Ellen turns around and looks at her daughter, the awful things Audrey had told her on their walk still clear in her mind. “I read about it in the paper this morning.”
Rose looks troubled and tells her the details the newspaper left out. “I’ve always known from Catherine that things weren’t great in that family, but I didn’t realize they were that bad.”
Ellen shakes her head. “Have you talked to Catherine? You guys are such good friends.”
“I went over to see her,” Rose says. “She’s a mess.” She concentrates on her sandwich.
“You should try to see more of her,” Ellen says. “She’s one of your best friends, and I’m sure she could use your support.”
• • •catherine watches as they spray her house with chemicals, focusing on the kitchen and bathroom sinks and the basement laundry room, looking, she assumes, for signs of blood, like they did in Dan’s house. They don’t find any.
They search the grounds outside, front and back, which Catherine finds mortifying. Neighbors are watching from the street and from behind windows. The press is there. She hides inside.

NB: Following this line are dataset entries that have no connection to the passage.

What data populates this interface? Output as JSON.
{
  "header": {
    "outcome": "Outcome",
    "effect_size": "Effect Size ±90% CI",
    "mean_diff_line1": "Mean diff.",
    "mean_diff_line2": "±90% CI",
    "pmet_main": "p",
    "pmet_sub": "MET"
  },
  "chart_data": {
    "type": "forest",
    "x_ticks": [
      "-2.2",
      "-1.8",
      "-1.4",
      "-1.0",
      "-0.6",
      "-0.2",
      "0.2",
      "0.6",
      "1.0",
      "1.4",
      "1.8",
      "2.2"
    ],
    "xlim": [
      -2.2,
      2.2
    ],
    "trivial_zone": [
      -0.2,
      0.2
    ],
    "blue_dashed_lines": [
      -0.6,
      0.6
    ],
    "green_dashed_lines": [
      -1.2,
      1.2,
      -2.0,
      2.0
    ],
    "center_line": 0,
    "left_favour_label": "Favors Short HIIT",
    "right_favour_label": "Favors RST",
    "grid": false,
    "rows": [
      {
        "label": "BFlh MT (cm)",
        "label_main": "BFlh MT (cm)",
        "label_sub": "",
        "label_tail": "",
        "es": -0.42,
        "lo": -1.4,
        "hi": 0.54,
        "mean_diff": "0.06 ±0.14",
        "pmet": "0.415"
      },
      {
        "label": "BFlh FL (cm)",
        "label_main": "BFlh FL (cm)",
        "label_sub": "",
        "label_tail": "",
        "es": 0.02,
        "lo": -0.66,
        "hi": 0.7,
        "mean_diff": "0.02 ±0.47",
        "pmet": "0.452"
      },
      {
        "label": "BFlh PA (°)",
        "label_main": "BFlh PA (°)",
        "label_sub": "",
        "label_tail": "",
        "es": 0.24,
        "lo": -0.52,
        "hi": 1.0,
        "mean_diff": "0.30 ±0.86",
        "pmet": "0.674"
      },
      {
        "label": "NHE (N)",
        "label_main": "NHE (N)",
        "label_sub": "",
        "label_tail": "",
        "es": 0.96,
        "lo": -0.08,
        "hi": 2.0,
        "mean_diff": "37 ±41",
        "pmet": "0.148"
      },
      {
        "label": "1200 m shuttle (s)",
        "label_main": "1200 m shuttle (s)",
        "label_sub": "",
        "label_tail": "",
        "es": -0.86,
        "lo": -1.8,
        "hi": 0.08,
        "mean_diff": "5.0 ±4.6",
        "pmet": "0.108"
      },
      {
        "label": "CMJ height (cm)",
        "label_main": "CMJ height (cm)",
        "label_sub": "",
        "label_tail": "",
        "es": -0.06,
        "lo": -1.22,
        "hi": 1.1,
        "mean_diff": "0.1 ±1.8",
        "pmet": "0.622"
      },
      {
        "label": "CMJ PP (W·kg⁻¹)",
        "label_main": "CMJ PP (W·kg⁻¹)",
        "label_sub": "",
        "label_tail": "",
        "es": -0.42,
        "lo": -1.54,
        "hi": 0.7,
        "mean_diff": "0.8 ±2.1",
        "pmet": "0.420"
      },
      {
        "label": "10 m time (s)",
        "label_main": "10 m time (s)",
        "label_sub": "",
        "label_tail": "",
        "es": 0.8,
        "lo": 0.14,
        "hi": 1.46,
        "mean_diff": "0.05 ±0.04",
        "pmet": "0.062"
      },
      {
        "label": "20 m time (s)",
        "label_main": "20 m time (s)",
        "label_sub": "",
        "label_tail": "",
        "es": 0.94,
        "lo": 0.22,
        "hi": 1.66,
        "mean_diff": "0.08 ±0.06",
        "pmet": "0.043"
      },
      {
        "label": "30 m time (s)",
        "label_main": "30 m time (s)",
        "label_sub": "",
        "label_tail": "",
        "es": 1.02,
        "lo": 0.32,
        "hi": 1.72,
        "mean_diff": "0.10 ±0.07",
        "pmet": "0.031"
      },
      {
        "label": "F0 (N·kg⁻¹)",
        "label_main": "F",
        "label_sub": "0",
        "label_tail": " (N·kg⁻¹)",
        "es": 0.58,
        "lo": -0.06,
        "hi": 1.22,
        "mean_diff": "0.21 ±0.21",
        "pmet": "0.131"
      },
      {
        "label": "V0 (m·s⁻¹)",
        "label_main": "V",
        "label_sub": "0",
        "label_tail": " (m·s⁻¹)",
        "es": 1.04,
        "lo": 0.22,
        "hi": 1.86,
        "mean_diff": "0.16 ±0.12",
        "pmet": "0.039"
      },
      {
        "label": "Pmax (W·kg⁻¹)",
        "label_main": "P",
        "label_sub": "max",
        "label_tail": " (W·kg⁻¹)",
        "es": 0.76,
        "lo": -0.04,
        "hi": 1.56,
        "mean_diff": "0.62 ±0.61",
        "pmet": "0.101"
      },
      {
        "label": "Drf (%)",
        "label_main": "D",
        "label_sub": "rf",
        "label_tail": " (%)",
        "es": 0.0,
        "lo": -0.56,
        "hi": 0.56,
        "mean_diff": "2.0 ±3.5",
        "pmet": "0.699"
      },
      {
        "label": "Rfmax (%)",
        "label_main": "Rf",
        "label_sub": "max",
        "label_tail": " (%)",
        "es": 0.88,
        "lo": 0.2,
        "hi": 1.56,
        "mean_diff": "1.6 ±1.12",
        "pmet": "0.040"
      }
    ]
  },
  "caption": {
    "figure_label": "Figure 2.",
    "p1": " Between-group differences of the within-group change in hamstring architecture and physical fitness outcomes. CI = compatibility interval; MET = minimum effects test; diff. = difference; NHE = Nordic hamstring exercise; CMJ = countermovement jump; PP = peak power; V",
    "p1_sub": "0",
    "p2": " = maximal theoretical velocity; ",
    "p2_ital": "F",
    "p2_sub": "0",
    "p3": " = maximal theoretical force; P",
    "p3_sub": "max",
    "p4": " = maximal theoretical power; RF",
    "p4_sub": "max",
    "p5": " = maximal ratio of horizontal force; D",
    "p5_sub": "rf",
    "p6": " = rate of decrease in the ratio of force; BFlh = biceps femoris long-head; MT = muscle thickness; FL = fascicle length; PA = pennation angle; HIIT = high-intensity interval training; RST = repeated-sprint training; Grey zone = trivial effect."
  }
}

It takes several hours, but at last they’re finished. The detectives and their team have taken away Catherine’s car. She’s furious about that too. At least they still have Ted’s car, but it’s a two-seater, and not the most practical. She asks one of the technicians how long it will be before she gets her car back, but he doesn’t answer her.
When they’re finally gone, she shuts the door firmly after them, feeling like she wants to break something.
“At least that’s over with,” Ted says. He seems relieved. “Now maybe they’ll leave us alone.”
She looks back at him with narrowed eyes. Why is he so relieved? Surely he didn’t expect them to find anything. She forces a tight smile. He can’t be doubting her. Everything’s just getting to her. It’s getting to all of them.